The decor is loud, with bright colors painted on the walls, and various art and knick-knacks scattered around the restaurant. Look up and you might just spot a flying (butt-naked) angel.
Our server was especially nice and attentive, handing off the menus which were secured on straw place-mats. The menu was quite extensive, with five pages broken up into various categories: appetizers, soups, tacos, light entrees, street food, main entrees, and desserts.
The carnitas were muy delicioso. Honestly, soooo good. The pork was seasoned well, juicy, and succulent. The onion and cilantro also provided enough freshness and bite to cut through some of the fattier pieces of meat. Just save yourself time and effort looking through the menu and get the carnitas.
Because they were so good, the fish tacos unfortunately paled in comparison. The fish was tender and cooked well, but the flavour was slightly underwhelming. The batter and mayo needed more of a kick, so we definitely helped ourselves to the trio of salsas laid on the table. I just wish the taco itself was better so it didn't need that extra assistance.
From the street food portion of the menu, we stuck to the taco theme and got the tacos de camaron ($16.00): two flour tortillas piled with fried shrimp breaded in a pork rind coating, cebolla en escabeche (a spicy pickled onion salad), fried beans, avocado, and a drizzle of chipotle mayo. Pico de gallo, sliced radishes, and cucumber were served on the side. There's also the option to replace the flour tortillas for a torta bun or three smaller corn tortillas.
These tacos were much more substantial than the previous ones we ordered, with four plump shrimps featured in each large tortilla. The crunch from the fried shrimp paired nicely with the creaminess of the avocado and beans. Surprisingly, my favourite part of the taco was the pickled onions which gave a spicy edge to every bite.

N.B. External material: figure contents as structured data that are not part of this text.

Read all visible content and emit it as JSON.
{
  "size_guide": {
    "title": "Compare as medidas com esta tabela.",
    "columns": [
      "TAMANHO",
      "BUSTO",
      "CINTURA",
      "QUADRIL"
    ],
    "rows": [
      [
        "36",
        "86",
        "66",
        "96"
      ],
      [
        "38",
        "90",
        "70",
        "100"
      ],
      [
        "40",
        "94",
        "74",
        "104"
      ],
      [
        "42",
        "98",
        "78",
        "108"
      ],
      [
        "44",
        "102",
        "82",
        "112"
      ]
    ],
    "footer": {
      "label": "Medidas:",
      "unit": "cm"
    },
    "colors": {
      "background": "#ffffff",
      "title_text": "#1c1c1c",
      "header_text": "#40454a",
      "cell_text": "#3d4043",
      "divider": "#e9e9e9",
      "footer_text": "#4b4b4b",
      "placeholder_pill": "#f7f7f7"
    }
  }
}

Our table gave us good vantage of the desserts in the display case so we were lured into ordering a couple of them to try after our meal. Coincidentally, our server recommended the two desserts that had caught our eye so we went ahead and ordered them with confidence. The first was the tres leches cake ($5.00), a traditional milk-soaked sponge cake with custard and fruit filling. Huma makes three different varieties (peach, pineapple, and nut-filled) which I assume they rotate. On offer that day was peach.
Tres leches translates to "three milks" and refers to the three kinds of milk (evaporated milk, condensed milk, and heavy cream) that the cake is injected with. What you're left with is a soft, creamy bite that is rich but also light at the same time. It felt like eating a cloud until you step away and realize you just ate a whole slice of cake. A delicious cake nevertheless.

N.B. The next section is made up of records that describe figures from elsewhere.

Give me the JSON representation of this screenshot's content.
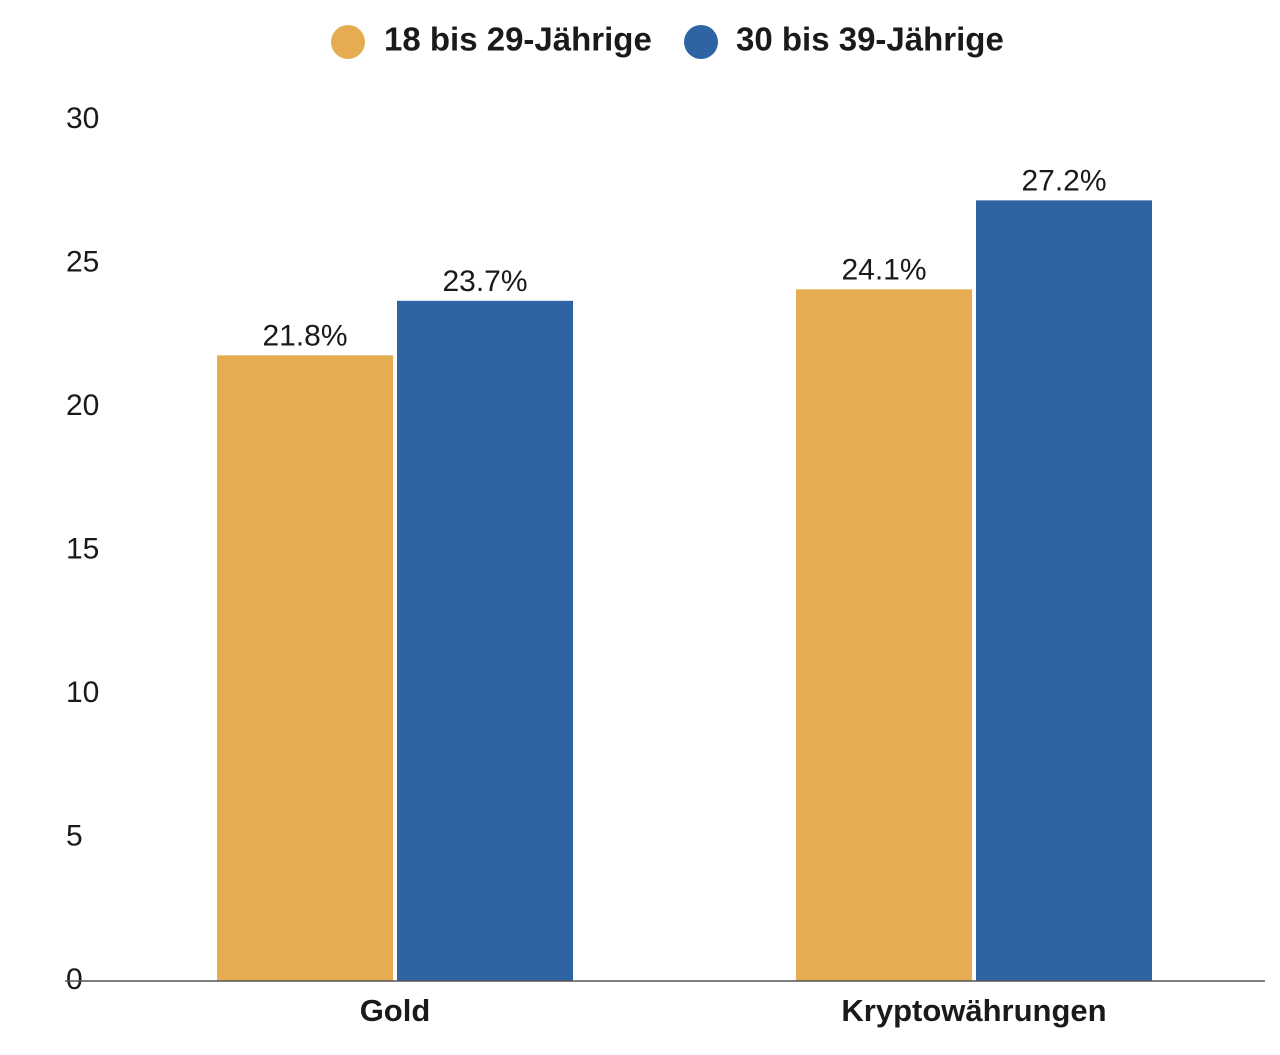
{
  "chart_data": {
    "type": "bar",
    "categories": [
      "Gold",
      "Kryptowährungen"
    ],
    "series": [
      {
        "name": "18 bis 29-Jährige",
        "color": "#E5AC52",
        "values": [
          21.8,
          24.1
        ],
        "value_labels": [
          "21.8%",
          "24.1%"
        ]
      },
      {
        "name": "30 bis 39-Jährige",
        "color": "#2E64A4",
        "values": [
          23.7,
          27.2
        ],
        "value_labels": [
          "23.7%",
          "27.2%"
        ]
      }
    ],
    "yticks": [
      "0",
      "5",
      "10",
      "15",
      "20",
      "25",
      "30"
    ],
    "ylim": [
      0,
      30
    ],
    "grid": false,
    "legend_position": "top-center",
    "title": "",
    "xlabel": "",
    "ylabel": ""
  }
}
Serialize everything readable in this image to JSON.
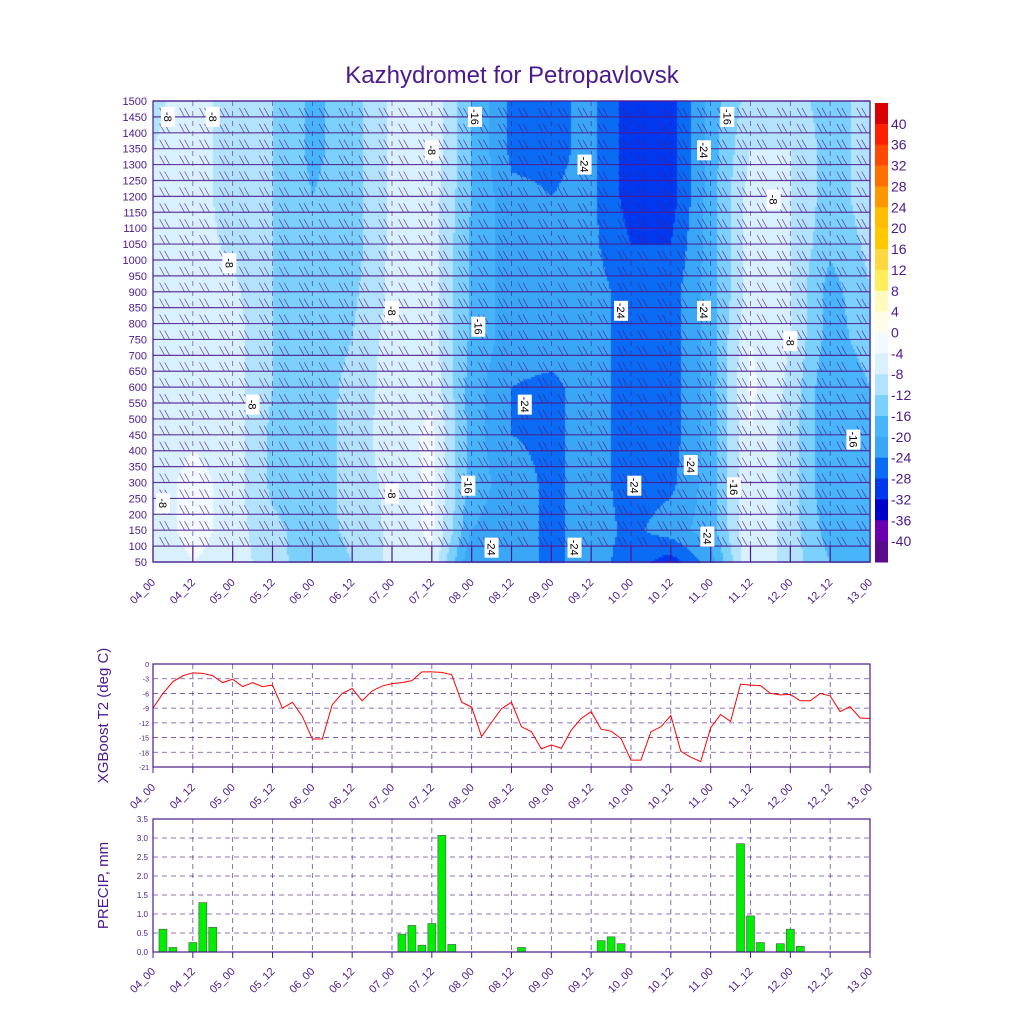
{
  "title": "Kazhydromet for Petropavlovsk",
  "colors": {
    "axis": "#4b1a8c",
    "line": "#ff0000",
    "bar": "#00ee00",
    "bar_edge": "#555555"
  },
  "time_ticks": [
    "04_00",
    "04_12",
    "05_00",
    "05_12",
    "06_00",
    "06_12",
    "07_00",
    "07_12",
    "08_00",
    "08_12",
    "09_00",
    "09_12",
    "10_00",
    "10_12",
    "11_00",
    "11_12",
    "12_00",
    "12_12",
    "13_00"
  ],
  "chart_data": [
    {
      "type": "heatmap",
      "name": "temperature-cross-section",
      "title": "Kazhydromet for Petropavlovsk",
      "xlabel": "",
      "ylabel": "",
      "x_hours_range": [
        0,
        216
      ],
      "ylim": [
        50,
        1500
      ],
      "y_ticks": [
        50,
        100,
        150,
        200,
        250,
        300,
        350,
        400,
        450,
        500,
        550,
        600,
        650,
        700,
        750,
        800,
        850,
        900,
        950,
        1000,
        1050,
        1100,
        1150,
        1200,
        1250,
        1300,
        1350,
        1400,
        1450,
        1500
      ],
      "grid_hours": [
        0,
        12,
        24,
        36,
        48,
        60,
        72,
        84,
        96,
        108,
        120,
        132,
        144,
        156,
        168,
        180,
        192,
        204,
        216
      ],
      "grid_levels": [
        50,
        150,
        300,
        450,
        600,
        750,
        900,
        1050,
        1200,
        1350,
        1500
      ],
      "grid_values": [
        [
          -8,
          -7,
          -7,
          -7,
          -7,
          -7,
          -7,
          -7,
          -7,
          -8,
          -9
        ],
        [
          -4,
          -2,
          -2,
          -5,
          -6,
          -6,
          -6,
          -6,
          -6,
          -6,
          -6
        ],
        [
          -6,
          -6,
          -6,
          -6,
          -6,
          -6,
          -7,
          -9,
          -10,
          -10,
          -10
        ],
        [
          -10,
          -11,
          -13,
          -13,
          -12,
          -12,
          -12,
          -12,
          -12,
          -12,
          -12
        ],
        [
          -15,
          -14,
          -15,
          -15,
          -14,
          -14,
          -14,
          -15,
          -16,
          -17,
          -17
        ],
        [
          -12,
          -11,
          -10,
          -10,
          -11,
          -12,
          -13,
          -14,
          -14,
          -14,
          -14
        ],
        [
          -7,
          -7,
          -7,
          -6,
          -6,
          -6,
          -7,
          -7,
          -7,
          -7,
          -7
        ],
        [
          -5,
          -3,
          -3,
          -3,
          -5,
          -6,
          -6,
          -6,
          -6,
          -5,
          -5
        ],
        [
          -24,
          -20,
          -18,
          -18,
          -18,
          -17,
          -17,
          -17,
          -16,
          -16,
          -16
        ],
        [
          -22,
          -22,
          -22,
          -24,
          -24,
          -22,
          -22,
          -22,
          -23,
          -25,
          -25
        ],
        [
          -25,
          -25,
          -25,
          -25,
          -25,
          -22,
          -22,
          -22,
          -24,
          -25,
          -25
        ],
        [
          -22,
          -22,
          -22,
          -22,
          -22,
          -22,
          -22,
          -23,
          -23,
          -23,
          -23
        ],
        [
          -26,
          -25,
          -26,
          -26,
          -26,
          -26,
          -26,
          -28,
          -30,
          -30,
          -30
        ],
        [
          -30,
          -22,
          -25,
          -26,
          -26,
          -26,
          -26,
          -28,
          -30,
          -30,
          -30
        ],
        [
          -22,
          -18,
          -18,
          -18,
          -18,
          -18,
          -18,
          -18,
          -18,
          -18,
          -18
        ],
        [
          -4,
          -4,
          -4,
          -4,
          -3,
          -4,
          -6,
          -6,
          -6,
          -8,
          -10
        ],
        [
          -10,
          -10,
          -10,
          -10,
          -9,
          -8,
          -8,
          -8,
          -8,
          -8,
          -10
        ],
        [
          -16,
          -18,
          -20,
          -20,
          -20,
          -18,
          -18,
          -15,
          -14,
          -14,
          -14
        ],
        [
          -18,
          -18,
          -18,
          -17,
          -16,
          -14,
          -12,
          -11,
          -10,
          -10,
          -10
        ]
      ],
      "colorbar": {
        "labels": [
          "40",
          "36",
          "32",
          "28",
          "24",
          "20",
          "16",
          "12",
          "8",
          "4",
          "0",
          "-4",
          "-8",
          "-12",
          "-16",
          "-20",
          "-24",
          "-28",
          "-32",
          "-36",
          "-40"
        ],
        "edges": [
          -40,
          -36,
          -32,
          -28,
          -24,
          -20,
          -16,
          -12,
          -8,
          -4,
          0,
          4,
          8,
          12,
          16,
          20,
          24,
          28,
          32,
          36,
          40
        ],
        "colors": [
          "#5a0a8c",
          "#6a00b0",
          "#0000cc",
          "#0038f0",
          "#0a6cf5",
          "#3aa6f6",
          "#48b5fb",
          "#7cd0fc",
          "#b2e2fc",
          "#d9f1fe",
          "#f2f9ff",
          "#fffde8",
          "#fffbbf",
          "#ffee5a",
          "#ffd840",
          "#ffc800",
          "#ffbf00",
          "#ff9800",
          "#ff7000",
          "#ff4800",
          "#ff2000",
          "#d80000"
        ]
      },
      "contour_labels": [
        {
          "text": "-8",
          "hour": 4.5,
          "level": 1450
        },
        {
          "text": "-8",
          "hour": 18,
          "level": 1450
        },
        {
          "text": "-8",
          "hour": 84,
          "level": 1345
        },
        {
          "text": "-16",
          "hour": 97,
          "level": 1450
        },
        {
          "text": "-24",
          "hour": 130,
          "level": 1300
        },
        {
          "text": "-16",
          "hour": 173,
          "level": 1450
        },
        {
          "text": "-24",
          "hour": 166,
          "level": 1345
        },
        {
          "text": "-8",
          "hour": 187,
          "level": 1190
        },
        {
          "text": "-8",
          "hour": 23,
          "level": 990
        },
        {
          "text": "-8",
          "hour": 72,
          "level": 840
        },
        {
          "text": "-16",
          "hour": 98,
          "level": 790
        },
        {
          "text": "-24",
          "hour": 141,
          "level": 840
        },
        {
          "text": "-24",
          "hour": 166,
          "level": 840
        },
        {
          "text": "-8",
          "hour": 192,
          "level": 745
        },
        {
          "text": "-8",
          "hour": 30,
          "level": 545
        },
        {
          "text": "-24",
          "hour": 112,
          "level": 545
        },
        {
          "text": "-16",
          "hour": 211,
          "level": 435
        },
        {
          "text": "-24",
          "hour": 162,
          "level": 355
        },
        {
          "text": "-8",
          "hour": 3,
          "level": 235
        },
        {
          "text": "-8",
          "hour": 72,
          "level": 265
        },
        {
          "text": "-16",
          "hour": 95,
          "level": 290
        },
        {
          "text": "-24",
          "hour": 145,
          "level": 290
        },
        {
          "text": "-16",
          "hour": 175,
          "level": 285
        },
        {
          "text": "-24",
          "hour": 167,
          "level": 130
        },
        {
          "text": "-24",
          "hour": 102,
          "level": 95
        },
        {
          "text": "-24",
          "hour": 127,
          "level": 95
        }
      ]
    },
    {
      "type": "line",
      "name": "xgboost-t2",
      "ylabel": "XGBoost T2 (deg C)",
      "ylim": [
        -21,
        0
      ],
      "y_ticks": [
        "0",
        "-3",
        "-6",
        "-9",
        "-12",
        "-15",
        "-18",
        "-21"
      ],
      "x_hours_step": 3,
      "values": [
        -9.0,
        -6.0,
        -3.6,
        -2.4,
        -1.8,
        -1.9,
        -2.4,
        -3.8,
        -3.1,
        -4.6,
        -3.8,
        -4.6,
        -4.3,
        -9.0,
        -7.8,
        -10.7,
        -15.3,
        -15.3,
        -8.3,
        -6.0,
        -5.0,
        -7.5,
        -5.5,
        -4.5,
        -4.0,
        -3.8,
        -3.4,
        -1.6,
        -1.6,
        -1.7,
        -2.2,
        -7.8,
        -8.8,
        -14.8,
        -11.9,
        -9.1,
        -7.8,
        -12.8,
        -13.8,
        -17.3,
        -16.5,
        -17.2,
        -13.5,
        -11.1,
        -9.7,
        -13.3,
        -13.7,
        -15.2,
        -19.6,
        -19.6,
        -13.8,
        -12.8,
        -10.5,
        -17.8,
        -19.0,
        -19.9,
        -13.0,
        -10.3,
        -11.7,
        -4.1,
        -4.3,
        -4.4,
        -6.0,
        -6.3,
        -6.2,
        -7.5,
        -7.5,
        -6.0,
        -6.5,
        -9.7,
        -8.7,
        -11.0,
        -11.1
      ]
    },
    {
      "type": "bar",
      "name": "precip",
      "ylabel": "PRECIP, mm",
      "ylim": [
        0,
        3.5
      ],
      "y_ticks": [
        "3.5",
        "3.0",
        "2.5",
        "2.0",
        "1.5",
        "1.0",
        "0.5",
        "0.0"
      ],
      "bars": [
        {
          "hour": 3,
          "value": 0.6
        },
        {
          "hour": 6,
          "value": 0.12
        },
        {
          "hour": 12,
          "value": 0.25
        },
        {
          "hour": 15,
          "value": 1.3
        },
        {
          "hour": 18,
          "value": 0.65
        },
        {
          "hour": 75,
          "value": 0.47
        },
        {
          "hour": 78,
          "value": 0.7
        },
        {
          "hour": 81,
          "value": 0.18
        },
        {
          "hour": 84,
          "value": 0.75
        },
        {
          "hour": 87,
          "value": 3.07
        },
        {
          "hour": 90,
          "value": 0.2
        },
        {
          "hour": 111,
          "value": 0.12
        },
        {
          "hour": 135,
          "value": 0.3
        },
        {
          "hour": 138,
          "value": 0.4
        },
        {
          "hour": 141,
          "value": 0.22
        },
        {
          "hour": 177,
          "value": 2.85
        },
        {
          "hour": 180,
          "value": 0.95
        },
        {
          "hour": 183,
          "value": 0.25
        },
        {
          "hour": 189,
          "value": 0.22
        },
        {
          "hour": 192,
          "value": 0.6
        },
        {
          "hour": 195,
          "value": 0.15
        }
      ]
    }
  ]
}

My sister (the one who has chocolate coursing through her veins) predictably chose the chocolate molé brownie ($2.50), a glazed cake brownie with hints of coffee, cinnamon, and chili spice. She also got it served à la mode with a scoop of ice cream ($1.50) which was vanilla with a strawberry ripple. Pro tip: always get ice cream if it's offered.
The brownie was served slightly warm which was an amazing contrast to the cold ice cream. The brownie had a cakey texture and a tiny hint of spice which you could only detect in the aftertaste. The glaze made the brownie veer on the border of being too sweet, but the ice cream also helped to temper it. My sister basically hoovered this. I only got to sneak in a couple of bites before she finished the entire plate. Enough said.
Comfort is not just in Huma's name, they exude it. (Literally. I could smell the food wafting out the door from the parking lot.) It's a bit confusing getting to the restaurant if you're travelling south down 99th street, but it's definitely worth the turns (and *cough* U-turns *cough*) to get there. On our visit, we barely scratched the menu surface so hopefully there will be many a return visit in my future. I'm especially game to try their al Pastor and chorizo. And something called a chicharron de queso which is basically a giant cheese chip?! Say no more; I'm on my way!